Not only does reading develop your brain but it provides a window into the world around you. Once you can read, everything else becomes so much easier. As well as reading at school, it is important for children to read at home too.  However, we know that this can sometimes be tricky so here are a few strategies which may help you and your child to read together at home.

“The more that you read, the more things you will know. The more you learn, the more places you’ll go.”

Dr. Seuss

“If you are going to get anywhere in life you have to read a lot of books.”

Roald Dahl

Reading Websites

My child won’t read, no matter what I do. How can I help?

  • Read to your child as much as possible
  • Don’t make an issue out of it
  • Talk to your child’s class teacher – working together will help

What else can your child read?

  • Comics or Magazines
  • Instructions or recipes
  • Information books
  • Newspapers
  • Poems
  • Recorded stories

Websites to help the development of Reading at home & School:

Oxford Owl Press – http://www.oxfordowl.co.uk

Wordsforlife.org.uk – http://www.wordsforlife.org.uk/

BBC Parenting website – www.bbc.co.uk/parenting

Booktrust – www.booktrust.org.uk

Supporting Reading at Home

Reading together at home is one of the easiest but most important ways in which you can help your child. As you share books you are helping improve your child’s reading skills and showing them how important and enjoyable reading is.
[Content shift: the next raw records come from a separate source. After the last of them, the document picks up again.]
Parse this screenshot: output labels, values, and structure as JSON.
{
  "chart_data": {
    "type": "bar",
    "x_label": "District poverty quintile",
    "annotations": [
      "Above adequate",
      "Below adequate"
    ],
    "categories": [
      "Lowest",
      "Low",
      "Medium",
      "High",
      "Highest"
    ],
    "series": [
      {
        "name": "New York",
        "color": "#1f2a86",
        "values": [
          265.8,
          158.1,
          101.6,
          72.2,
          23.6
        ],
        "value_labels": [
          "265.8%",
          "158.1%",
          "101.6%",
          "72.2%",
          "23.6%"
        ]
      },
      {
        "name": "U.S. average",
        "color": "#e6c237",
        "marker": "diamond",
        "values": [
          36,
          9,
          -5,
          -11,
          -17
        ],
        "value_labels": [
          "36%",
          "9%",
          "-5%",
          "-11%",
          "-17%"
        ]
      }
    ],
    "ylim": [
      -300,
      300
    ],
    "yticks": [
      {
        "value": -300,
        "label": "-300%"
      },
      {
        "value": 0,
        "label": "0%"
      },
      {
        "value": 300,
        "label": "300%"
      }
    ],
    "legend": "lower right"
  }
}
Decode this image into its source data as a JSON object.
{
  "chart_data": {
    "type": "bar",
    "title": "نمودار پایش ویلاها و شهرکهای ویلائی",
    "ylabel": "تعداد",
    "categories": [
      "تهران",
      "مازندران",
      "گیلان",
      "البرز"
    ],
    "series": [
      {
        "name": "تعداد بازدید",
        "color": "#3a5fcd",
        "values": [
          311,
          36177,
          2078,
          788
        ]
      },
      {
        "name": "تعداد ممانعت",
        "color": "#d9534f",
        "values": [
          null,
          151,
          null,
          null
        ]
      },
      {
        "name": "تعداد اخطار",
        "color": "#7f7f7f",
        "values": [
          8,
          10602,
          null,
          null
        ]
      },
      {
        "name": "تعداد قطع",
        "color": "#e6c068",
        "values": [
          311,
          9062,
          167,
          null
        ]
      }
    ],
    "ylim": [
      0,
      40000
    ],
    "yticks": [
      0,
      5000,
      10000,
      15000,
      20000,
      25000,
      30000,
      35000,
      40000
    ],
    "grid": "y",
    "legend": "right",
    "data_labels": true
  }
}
We have a diverse range of books to support your child’s reading within the school, and this will enable your child to experience a range of authors and styles of books including non-fiction and poetry. In terms of reading, we want children to be able to:

  • Enjoy reading and see it as a pleasurable leisure activity, as well as a means of following instructions and finding things out.
  • Have the reading skills necessary to read a range of text types for pleasure and for information.

5 Ways to Share a Story

1. Take breaks while reading

You don’t have to read an entire book in one go. Even if it’s only a couple of minutes at a time, it will still be beneficial. Having breaks allows children to build up the mental stamina they need to read for longer stretches of time.

2. Build reading into your child’s daily routine.

You will know the best time to read. Perhaps your child has most energy in the morning so a few minutes before school is best. Or maybe, a bedtime story would be more suitable. Whenever it is, build it into your child’s routine so they know when to expect it.

3. Choose a book which will interest your child.

Let your child choose the books they read. Whether your books are owned or from the library, keep them on a shelf which your child has access too. It’s okay for them to read the same books over and over again. It will help younger children to understand and recognise words and how language is structured. When reading the book, let them turn the pages, skip pages, go back pages. Try to talk about the book too.

4. Using technology

When used appropriately, books on tablets can help with reading too.  Use apps to read e-books and listen to audio books, perhaps when you’re in the car.

5. Pictures tell a story too

If your child isn’t confident with their reading, use the pictures to help tell the story. Ask questions about the pictures – what can they see? What is the character doing? What might happen next?

Questions for Reading

Talking about the book with your child will help your child in their enjoyment and understanding of the book.

  • Did you enjoy that book? Why? Why not?
  • Who was your favourite character? Why?
  • Which part did you like the best? Why?
  • Was there any part you didn’t like? Why?
  • Would you choose this book/story again? Which books are best?
  • Books your child likes.
  • Books suggested by your child’s teacher
  • Books your child chooses from a library or bookshop that they want to read
  • Never be afraid of re-reading books

My child is a good reader. Can I still help? YES!

Although children will often want to read in their heads when they become fluent readers and you should not insist on too much reading aloud, there are still many things that you can do. Discuss with them what they have read – about the character, about the plot, about the important parts of the story, about what they have learnt from the information, about their feelings as they read the story.